The proportion of same-day visitors rose from 52% in 2017 to 55% in 2018, while that of overnight visitors dropped from 48% to 45%. The increased propensity for day trips should temper any excitement about the overall increase in visitor numbers. This is because visitor arrivals are set to rise further in 2019 due to the opening of both the Express Rail Link and the bridge to Macao and Zhuhai. Considering the fact that day-trippers normally spend much less than overnight visitors, we should aim to attract tourists who are more willing to spend instead of simply boosting the overall visitor figure. 

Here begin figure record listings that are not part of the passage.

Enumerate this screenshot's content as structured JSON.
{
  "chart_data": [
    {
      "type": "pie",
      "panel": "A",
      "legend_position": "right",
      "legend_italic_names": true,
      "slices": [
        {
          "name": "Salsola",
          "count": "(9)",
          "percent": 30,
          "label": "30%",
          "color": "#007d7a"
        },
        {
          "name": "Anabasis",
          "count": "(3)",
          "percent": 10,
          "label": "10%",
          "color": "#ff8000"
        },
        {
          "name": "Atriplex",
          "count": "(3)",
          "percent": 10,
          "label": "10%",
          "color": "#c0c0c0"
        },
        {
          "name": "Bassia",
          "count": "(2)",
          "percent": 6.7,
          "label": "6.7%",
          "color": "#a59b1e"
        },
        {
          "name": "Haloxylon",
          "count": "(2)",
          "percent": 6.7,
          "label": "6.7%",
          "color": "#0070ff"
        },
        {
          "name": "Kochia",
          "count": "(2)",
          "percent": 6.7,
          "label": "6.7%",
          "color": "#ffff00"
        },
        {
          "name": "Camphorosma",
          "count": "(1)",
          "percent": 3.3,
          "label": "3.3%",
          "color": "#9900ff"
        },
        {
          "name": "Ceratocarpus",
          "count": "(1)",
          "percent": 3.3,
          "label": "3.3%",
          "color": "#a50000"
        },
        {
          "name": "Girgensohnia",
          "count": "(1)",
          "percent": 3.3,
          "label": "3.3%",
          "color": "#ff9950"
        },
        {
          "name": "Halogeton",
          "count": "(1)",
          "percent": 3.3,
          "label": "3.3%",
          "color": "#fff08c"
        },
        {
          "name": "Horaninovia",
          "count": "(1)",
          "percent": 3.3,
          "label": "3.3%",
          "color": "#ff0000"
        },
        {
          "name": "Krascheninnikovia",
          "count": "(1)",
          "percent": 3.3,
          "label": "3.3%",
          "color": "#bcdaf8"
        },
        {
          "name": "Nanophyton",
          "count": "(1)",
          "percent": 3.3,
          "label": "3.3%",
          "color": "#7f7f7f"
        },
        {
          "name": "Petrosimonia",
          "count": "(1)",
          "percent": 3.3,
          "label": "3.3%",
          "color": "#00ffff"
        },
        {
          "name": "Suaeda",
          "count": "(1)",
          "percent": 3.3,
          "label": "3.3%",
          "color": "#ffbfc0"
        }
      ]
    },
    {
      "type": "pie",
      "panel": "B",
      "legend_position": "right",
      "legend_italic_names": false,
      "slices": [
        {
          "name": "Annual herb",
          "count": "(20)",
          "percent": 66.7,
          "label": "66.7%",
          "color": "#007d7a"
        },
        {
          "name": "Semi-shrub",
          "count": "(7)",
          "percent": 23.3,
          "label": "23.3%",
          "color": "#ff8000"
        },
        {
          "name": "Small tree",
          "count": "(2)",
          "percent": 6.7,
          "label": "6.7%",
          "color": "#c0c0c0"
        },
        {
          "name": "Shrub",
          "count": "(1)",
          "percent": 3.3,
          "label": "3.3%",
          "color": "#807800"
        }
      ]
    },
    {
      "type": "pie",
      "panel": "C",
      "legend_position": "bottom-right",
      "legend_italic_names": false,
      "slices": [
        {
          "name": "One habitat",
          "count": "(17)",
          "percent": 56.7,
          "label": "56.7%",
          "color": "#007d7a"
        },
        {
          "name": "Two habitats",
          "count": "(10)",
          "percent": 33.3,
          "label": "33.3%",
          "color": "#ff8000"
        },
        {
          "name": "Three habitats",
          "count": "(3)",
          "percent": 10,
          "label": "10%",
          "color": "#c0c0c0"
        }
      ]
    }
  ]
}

Business sentiment in the city turned much more cautious towards the end of last year, as reflected in the results of the Business Tendency Survey conducted by the Census and Statistics Department (Figure 4). The proportion of large enterprises expecting a weaker business situation in Q1 of 2019 outweighed the proportion of those expecting a better situation by 12 percentage points (net balance of -12), compared with the positive net balance of 2 percentage points in the previous quarter. 

Should Hong Kong maintain its positioning as a highly externally oriented economy, it must accept its fate of being vulnerable to exogenous changes in the global arena. From the perspective of public finances, the Hong Kong Government may have reason to feel comfortable, as its cash pile in fiscal reserves is estimated to increase by $58.7 billion for 2018-19, reaching $1,161.6 billion by the end of March this year. 

The development of the Greater Bay Area should be a key driver of Hong Kong’s growth in the coming decades, but it is not going to change the city’s vulnerability to fluctuations in the external environment. 
Few can deny that Hong Kong lacks effective tools to respond promptly to economic changes, especially when the Hong Kong Monetary Authority cannot adopt discretionary monetary management under the currency peg system. 

While the Basic Law calls for the Hong Kong Government to achieve a balanced budget, a framework of counter-cyclical measures could be useful to help stabilize the economy. This is easier said than done and may require some imagination as, for one thing, our ageing society is already putting pressure on social welfare and health services expenditure. 

One strategy could be to establish a formal mechanism for using part of Hong Kong’s fiscal reserves to even out the fluctuations in the economy. In this regard, we are looking forward to hearing the Financial Secretary’s thoughts when the Government provides more details on its Budget initiatives.